Robert Burns (25 January 1759 – 21 July 1796), also known familiarly as Rabbie Burns, was a Scottish poet and lyricist. He is widely regarded as the national poet of Scotland and is celebrated worldwide. He is the best known of the poets who have written in the Scots language, although much of his writing is in a “light Scots dialect” of English, accessible to an audience beyond Scotland. He also wrote in standard English, and in these writings his political or civil commentary is often at its bluntest.
He is regarded as a pioneer of the Romantic movement, and after his death he became a great source of inspiration to the founders of both liberalism and socialism, and a cultural icon in Scotland and among the Scottish diaspora around the world. Celebration of his life and work became almost a national charismatic cult during the 19th and 20th centuries, and his influence has long been strong on Scottish literature. In 2009 he was chosen as the greatest Scot by the Scottish public in a vote run by Scottish television channel STV.
As well as making original compositions, Burns also collected folk songs from across Scotland, often revising or adapting them. His poem (and song) “Auld Lang Syne” is often sung at Hogmanay (the last day of the year), and “Scots Wha Hae” served for a long time as an unofficial national anthem of the country. Other poems and songs of Burns that remain well known across the world today include “A Red, Red Rose“, “A Man’s a Man for A’ That“, “To a Louse“, “To a Mouse“, “The Battle of Sherramuir“, “Tam o’ Shanter” and “Ae Fond Kiss“.
Early life
Burns was born in Alloway in 1759, in a cottage that his father built. He was the eldest son of tenant farmers William Burnes and Agnes Broun, but despite their modest status Robert’s parents insisted he was educated. He was encouraged to read from an early age, and even attended one year of mathematics schooling.

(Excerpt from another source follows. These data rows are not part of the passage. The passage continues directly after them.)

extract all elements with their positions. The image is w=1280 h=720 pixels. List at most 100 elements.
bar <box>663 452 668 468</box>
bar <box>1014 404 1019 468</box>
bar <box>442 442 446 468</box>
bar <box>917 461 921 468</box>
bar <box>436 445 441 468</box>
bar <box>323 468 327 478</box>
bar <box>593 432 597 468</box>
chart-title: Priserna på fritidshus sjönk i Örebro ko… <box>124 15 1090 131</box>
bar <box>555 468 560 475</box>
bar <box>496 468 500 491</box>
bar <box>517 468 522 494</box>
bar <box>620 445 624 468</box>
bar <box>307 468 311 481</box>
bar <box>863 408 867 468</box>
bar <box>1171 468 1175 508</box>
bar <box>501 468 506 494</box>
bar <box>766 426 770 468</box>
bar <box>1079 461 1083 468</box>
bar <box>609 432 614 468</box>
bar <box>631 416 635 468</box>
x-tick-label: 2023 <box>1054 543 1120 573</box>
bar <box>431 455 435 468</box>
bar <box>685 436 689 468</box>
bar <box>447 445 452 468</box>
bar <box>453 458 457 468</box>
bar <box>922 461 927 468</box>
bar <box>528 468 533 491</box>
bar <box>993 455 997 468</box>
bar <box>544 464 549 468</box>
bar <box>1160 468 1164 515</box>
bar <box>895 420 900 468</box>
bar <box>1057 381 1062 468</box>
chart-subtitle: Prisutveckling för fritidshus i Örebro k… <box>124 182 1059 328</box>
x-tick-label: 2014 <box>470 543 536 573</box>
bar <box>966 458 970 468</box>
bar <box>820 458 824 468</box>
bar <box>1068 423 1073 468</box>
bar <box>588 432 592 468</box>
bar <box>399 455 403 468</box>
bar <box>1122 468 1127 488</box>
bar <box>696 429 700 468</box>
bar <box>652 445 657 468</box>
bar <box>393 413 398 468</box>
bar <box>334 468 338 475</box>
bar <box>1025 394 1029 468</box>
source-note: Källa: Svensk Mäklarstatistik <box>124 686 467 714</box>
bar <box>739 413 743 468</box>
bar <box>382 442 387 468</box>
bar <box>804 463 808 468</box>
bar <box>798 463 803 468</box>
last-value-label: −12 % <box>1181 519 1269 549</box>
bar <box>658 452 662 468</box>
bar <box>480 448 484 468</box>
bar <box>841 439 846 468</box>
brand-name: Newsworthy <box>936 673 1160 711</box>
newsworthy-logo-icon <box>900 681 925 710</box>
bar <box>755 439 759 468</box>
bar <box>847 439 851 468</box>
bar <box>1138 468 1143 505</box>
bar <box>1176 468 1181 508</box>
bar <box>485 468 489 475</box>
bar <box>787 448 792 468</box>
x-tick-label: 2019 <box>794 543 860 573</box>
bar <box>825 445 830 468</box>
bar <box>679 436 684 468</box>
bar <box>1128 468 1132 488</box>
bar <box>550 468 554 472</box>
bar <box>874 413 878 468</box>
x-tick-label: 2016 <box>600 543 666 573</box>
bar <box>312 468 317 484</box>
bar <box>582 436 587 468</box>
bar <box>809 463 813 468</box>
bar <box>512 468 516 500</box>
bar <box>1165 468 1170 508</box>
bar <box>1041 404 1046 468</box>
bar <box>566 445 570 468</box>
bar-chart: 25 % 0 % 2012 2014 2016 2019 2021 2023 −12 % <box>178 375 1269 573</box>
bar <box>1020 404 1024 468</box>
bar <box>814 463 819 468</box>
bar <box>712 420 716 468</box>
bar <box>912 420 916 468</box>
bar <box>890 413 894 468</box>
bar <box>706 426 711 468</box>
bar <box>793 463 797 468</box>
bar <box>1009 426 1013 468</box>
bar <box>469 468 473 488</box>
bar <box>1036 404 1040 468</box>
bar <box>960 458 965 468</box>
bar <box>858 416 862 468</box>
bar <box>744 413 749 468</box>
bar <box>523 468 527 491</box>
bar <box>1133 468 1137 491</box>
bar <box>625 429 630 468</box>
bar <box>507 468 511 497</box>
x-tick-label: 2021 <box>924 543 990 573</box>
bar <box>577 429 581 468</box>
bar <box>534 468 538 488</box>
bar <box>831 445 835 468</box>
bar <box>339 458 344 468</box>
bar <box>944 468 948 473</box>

The young Burns was more interested in things that gave him pleasure – poetry, nature, women, drink – than he was in farm work. When his father died in 1784, Robert and his brother Gilbert took over the farm, but within a few years they were in financial trouble. To make matters worse, Burns was already the father of an illegitimate child – the first of his 13 children.
Relationships with women
Burns pursued love as energetically as he did poetry, and his passion for women defined his life and work in equal measure. From his teenage years through the peak of his career, he engaged in many illicit relationships, sometimes overlapping with each other.
However, there was one woman who was a constant in Burns’s adult life: Jean Armour. They would go on to spend most of their lives together, but when they first tried to marry, Armour’s family tore up the contract. Outraged, Burns supposedly tried to flee to the Caribbean with another woman called Mary Campbell (also known as ‘Highland Mary’), but was eventually convinced to stay in Scotland as by then his poems were beginning to attract plenty of attention.
Work & inspiration
Despite his domestic chaos, Burns managed to publish his first collection in the summer of 1786 – it made him a literary superstar at the tender age of 27.
Poems, Chiefly in the Scottish Dialect was the result of an incredible poetic outpouring between 1784 and 1786. It was made up of all manner of works, including poems like ‘To a Mouse’ and ‘Address to the Deil’, that reflected Burns’ upbringing, his connection to rural life and above all his interest in the human condition.
After the success of this first collection, Burns spent some time in Edinburgh before officially marrying Jean Armour in 1788 and moving to Dumfries. In 1790, he penned the great narrative poem Tam o’ Shanter, a mock-heroic tale about a feckless farmer, that was rooted in Burns’s love for Scottish culture. This work immortalized Alloway Auld Kirk, Souter Johnnie and the Brig o’ Doon.